Innovation Expert: Use IT to Disrupt, or Be Disrupted

By Baselinemag  |  Posted 2006-06-28 Print this article Print

Q&A: Harvard Business School professor Clayton Christensen handicaps the race for business advantage via technology.

Disruption in business is the focus of Harvard Business School professor Clayton Christensen, who has carried out groundbreaking research into how small, underestimated companies can disrupt and unseat established and seemingly invincible firms.

Christensen has raised flags of both warning and hope for big companies with books titled "The Innovator's Dilemma," "The Innovator's Solution" and "Seeing What's Next."

In addition, he is co-founder of Innosight, a management consulting and education company in Watertown, Mass. He also serves on the boards of directors of four companies, including India-based IT outsourcer Tata.

Consultancy Services and W.R. Hambrecht, which hosts online auctions of initial public offerings.

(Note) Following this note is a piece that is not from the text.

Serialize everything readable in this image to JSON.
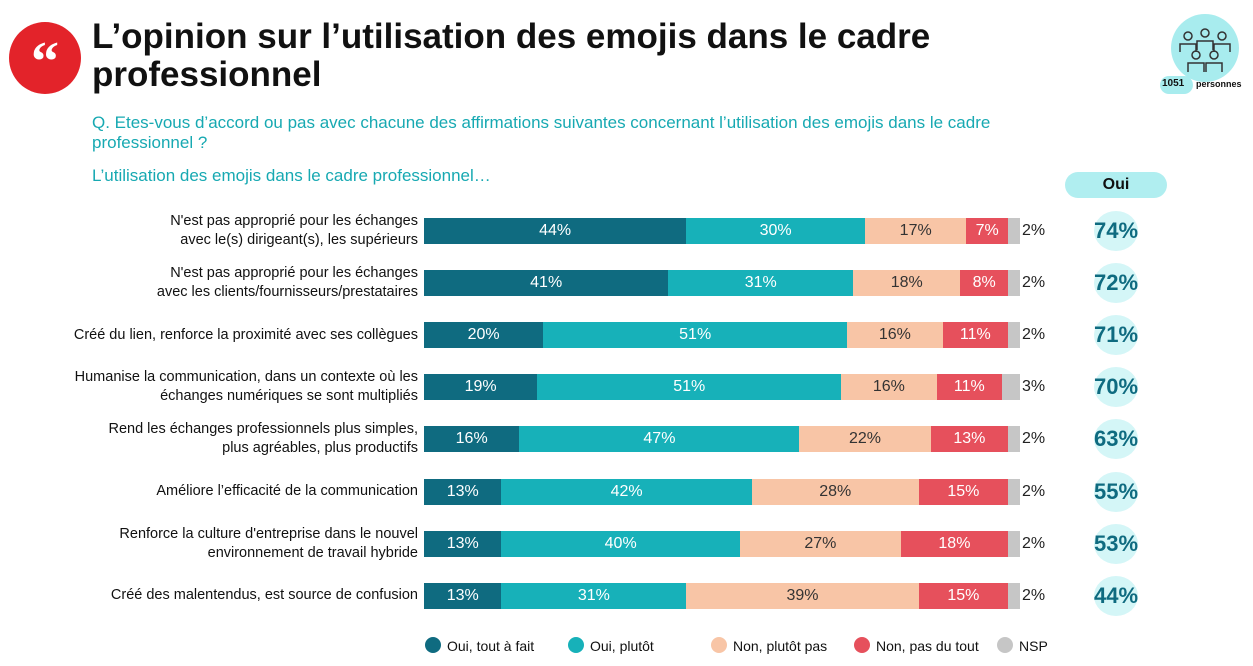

eWEEK Executive Editor Stan Gibson interviewed Christensen June 7 in Christensen's offices at Harvard Business School in Boston, where Christensen offered provocative insights on companies' use of IT to disrupt their competition.

Do you see any companies that are using IT to be disruptive?

That's how Wal-Mart has disrupted the full-service department stores. They manage the flow of inventory so that their turns are high.

In retailing, the way you make money is you have a gross margin, times inventory turns. So if the department stores turn their inventory over three times a year. In order to earn an adequate return, their gross margins have to be about 40 percent.

If you turn your inventory over six times per year, then your gross margins can be 20 percent and you'll earn an adequate return. It's key in the retail business to have that. I think they made very good investments that way.